JurnalPatroliNews – JAKARTA – Komisi Pemberantasan Korupsi (KPK) mulai mengkaji potensi risiko korupsi dalam pengadaan sepeda motor listrik yang dilakukan Badan Gizi Nasional (BGN) untuk mendukung program Makan Bergizi Gratis (MBG).
KPK menyoroti rencana pengadaan 21.801 unit motor listrik dari total kebutuhan 25.644 unit. Kendaraan tersebut diketahui berasal dari merek Emmo Electric Mobility Indonesia dengan tipe Emmo-JVX GT dan Emmo-JV Max.
Juru Bicara KPK, Budi Prasetyo, menyatakan lembaganya memberikan perhatian serius terhadap proses pengadaan tersebut melalui pendekatan pencegahan.
“Tentu KPK juga memberikan perhatian soal itu, karena melalui pendekatan pencegahan saat ini sedang dilakukan kajian,” ujar Budi, Selasa (14/4/2026).
Menurutnya, sektor pengadaan barang dan jasa merupakan salah satu titik rawan terjadinya tindak pidana korupsi, terutama jika melibatkan anggaran dalam jumlah besar. Oleh karena itu, pengawasan menyeluruh dinilai menjadi kunci agar program berjalan optimal.
“Anggaran yang digunakan sangat besar dan harapannya tidak ada kebocoran dalam implementasinya, sehingga benar-benar bermanfaat bagi masyarakat,” tegasnya.
KPK menekankan pentingnya pengawalan sejak tahap perencanaan hingga pertanggungjawaban. Mulai dari analisis kebutuhan, penyusunan spesifikasi barang, hingga proses distribusi harus dilakukan secara transparan dan akuntabel.
“Apakah analisis kebutuhan sudah tepat, spesifikasi kendaraan sesuai, serta distribusi merata di setiap lokasi, itu harus jelas sejak awal,” jelas Budi.
Selain itu, lembaga antirasuah juga akan mencermati aspek teknis lain seperti penyusunan Harga Perkiraan Sendiri (HPS), mekanisme tender, hingga pelaksanaan kontrak.
“Seluruh siklus pengadaan harus utuh, dari perencanaan, pelaksanaan, hingga pertanggungjawaban,” katanya.
Terkait sorotan terhadap vendor PT Yasa Artha Trimanunggal yang disebut memiliki keterbatasan jaringan dealer, KPK menegaskan akan menilai proses penunjukan pemenang secara komprehensif.
“Yang dilihat adalah prosesnya.
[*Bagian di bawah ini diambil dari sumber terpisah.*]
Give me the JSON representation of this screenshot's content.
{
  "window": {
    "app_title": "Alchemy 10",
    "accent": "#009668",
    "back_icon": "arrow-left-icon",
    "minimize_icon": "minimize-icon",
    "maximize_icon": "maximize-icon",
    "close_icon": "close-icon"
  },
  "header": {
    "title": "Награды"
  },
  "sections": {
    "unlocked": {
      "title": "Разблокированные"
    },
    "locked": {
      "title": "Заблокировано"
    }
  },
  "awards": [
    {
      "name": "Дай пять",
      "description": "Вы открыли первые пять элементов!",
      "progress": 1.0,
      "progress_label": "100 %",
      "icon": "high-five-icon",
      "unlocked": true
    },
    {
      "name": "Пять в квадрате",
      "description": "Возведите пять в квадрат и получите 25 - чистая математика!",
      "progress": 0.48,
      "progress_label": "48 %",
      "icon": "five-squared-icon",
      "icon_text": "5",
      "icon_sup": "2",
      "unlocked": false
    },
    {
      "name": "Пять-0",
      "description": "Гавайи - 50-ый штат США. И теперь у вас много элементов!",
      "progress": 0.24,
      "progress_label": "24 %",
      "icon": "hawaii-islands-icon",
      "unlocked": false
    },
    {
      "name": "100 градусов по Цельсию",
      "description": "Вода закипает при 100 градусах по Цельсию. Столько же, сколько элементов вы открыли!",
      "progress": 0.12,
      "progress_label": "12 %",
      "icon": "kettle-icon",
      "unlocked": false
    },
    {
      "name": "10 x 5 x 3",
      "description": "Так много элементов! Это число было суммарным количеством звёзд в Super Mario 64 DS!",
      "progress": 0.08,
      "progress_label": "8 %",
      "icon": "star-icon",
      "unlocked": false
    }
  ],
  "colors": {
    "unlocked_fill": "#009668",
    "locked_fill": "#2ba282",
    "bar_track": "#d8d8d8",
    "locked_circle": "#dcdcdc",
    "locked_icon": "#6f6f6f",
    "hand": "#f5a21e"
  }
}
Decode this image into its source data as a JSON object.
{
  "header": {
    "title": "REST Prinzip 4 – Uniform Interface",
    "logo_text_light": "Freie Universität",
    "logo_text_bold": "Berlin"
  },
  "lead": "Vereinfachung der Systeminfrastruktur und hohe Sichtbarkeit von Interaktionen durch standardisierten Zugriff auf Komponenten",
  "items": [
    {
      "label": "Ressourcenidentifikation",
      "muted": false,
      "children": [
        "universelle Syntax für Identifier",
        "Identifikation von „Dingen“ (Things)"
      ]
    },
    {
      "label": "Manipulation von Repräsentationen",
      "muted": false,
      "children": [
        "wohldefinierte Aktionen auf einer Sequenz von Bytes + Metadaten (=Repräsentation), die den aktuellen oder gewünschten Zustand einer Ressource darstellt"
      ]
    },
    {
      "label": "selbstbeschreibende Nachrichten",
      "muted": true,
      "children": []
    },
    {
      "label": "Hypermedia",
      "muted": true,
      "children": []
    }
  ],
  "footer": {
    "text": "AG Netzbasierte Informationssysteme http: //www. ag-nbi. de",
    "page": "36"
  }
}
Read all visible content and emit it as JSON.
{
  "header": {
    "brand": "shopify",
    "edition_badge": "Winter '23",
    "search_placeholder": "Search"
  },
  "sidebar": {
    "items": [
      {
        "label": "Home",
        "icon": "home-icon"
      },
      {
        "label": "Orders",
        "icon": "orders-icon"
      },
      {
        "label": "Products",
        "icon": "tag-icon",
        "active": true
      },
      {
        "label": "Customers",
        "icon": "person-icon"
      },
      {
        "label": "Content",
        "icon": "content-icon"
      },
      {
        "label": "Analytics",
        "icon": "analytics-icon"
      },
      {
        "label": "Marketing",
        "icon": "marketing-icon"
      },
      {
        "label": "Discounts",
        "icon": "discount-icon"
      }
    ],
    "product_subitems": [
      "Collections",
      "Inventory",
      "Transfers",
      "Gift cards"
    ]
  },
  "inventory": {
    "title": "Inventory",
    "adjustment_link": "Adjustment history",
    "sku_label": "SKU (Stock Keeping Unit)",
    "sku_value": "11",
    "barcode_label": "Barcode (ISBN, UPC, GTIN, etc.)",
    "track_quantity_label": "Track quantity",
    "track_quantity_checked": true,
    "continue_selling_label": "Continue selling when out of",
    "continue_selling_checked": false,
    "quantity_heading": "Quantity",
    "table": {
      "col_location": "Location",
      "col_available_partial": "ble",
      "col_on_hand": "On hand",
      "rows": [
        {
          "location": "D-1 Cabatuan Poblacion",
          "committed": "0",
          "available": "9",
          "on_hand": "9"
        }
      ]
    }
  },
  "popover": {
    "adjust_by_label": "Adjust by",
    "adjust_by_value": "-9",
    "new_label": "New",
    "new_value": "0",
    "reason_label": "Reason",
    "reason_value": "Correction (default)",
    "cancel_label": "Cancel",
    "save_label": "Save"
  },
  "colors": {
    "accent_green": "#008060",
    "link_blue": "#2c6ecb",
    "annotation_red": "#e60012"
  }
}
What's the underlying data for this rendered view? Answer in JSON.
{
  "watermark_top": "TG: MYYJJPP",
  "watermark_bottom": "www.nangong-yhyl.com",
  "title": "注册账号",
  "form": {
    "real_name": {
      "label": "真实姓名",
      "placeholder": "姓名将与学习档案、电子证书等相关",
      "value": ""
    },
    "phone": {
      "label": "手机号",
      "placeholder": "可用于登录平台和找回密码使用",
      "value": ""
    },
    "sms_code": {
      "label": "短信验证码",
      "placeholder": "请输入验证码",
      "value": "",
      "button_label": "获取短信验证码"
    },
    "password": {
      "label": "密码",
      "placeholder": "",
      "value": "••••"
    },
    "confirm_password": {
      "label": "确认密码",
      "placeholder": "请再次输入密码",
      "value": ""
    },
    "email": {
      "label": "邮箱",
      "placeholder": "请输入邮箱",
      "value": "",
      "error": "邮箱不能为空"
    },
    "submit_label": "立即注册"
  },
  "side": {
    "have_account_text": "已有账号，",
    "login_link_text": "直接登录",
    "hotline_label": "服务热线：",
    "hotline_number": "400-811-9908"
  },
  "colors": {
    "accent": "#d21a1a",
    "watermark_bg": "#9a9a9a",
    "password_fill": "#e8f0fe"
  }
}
Mengapa vendor tertentu bisa menang, tentu harus ada argumentasi yang dapat dipertanggungjawabkan,” ujar Budi.
Di sisi lain, Kepala BGN, Dadan Hidayana, menjelaskan bahwa pengadaan motor listrik merupakan bagian dari kebutuhan operasional Satuan Pelayanan Pemenuhan Gizi (SPPG).
Ia menyebut perencanaan pengadaan tersebut telah disusun sejak anggaran 2025, namun realisasinya baru dilakukan pada 2026 karena proses administrasi yang memerlukan waktu.
Dadan juga menegaskan bahwa pengelolaan anggaran negara dilakukan secara kolaboratif dengan berbagai lembaga, termasuk Badan Perencanaan Pembangunan Nasional dan Kementerian Keuangan.
“Dalam pengelolaan uang negara itu tidak dilakukan sendiri, tetapi bersama-sama dengan berbagai pihak,” ujarnya.
KPK menegaskan tetap mendukung program prioritas pemerintah, namun akan terus mengawal pelaksanaannya guna memastikan tidak terjadi penyimpangan dan seluruh anggaran digunakan secara tepat sasaran.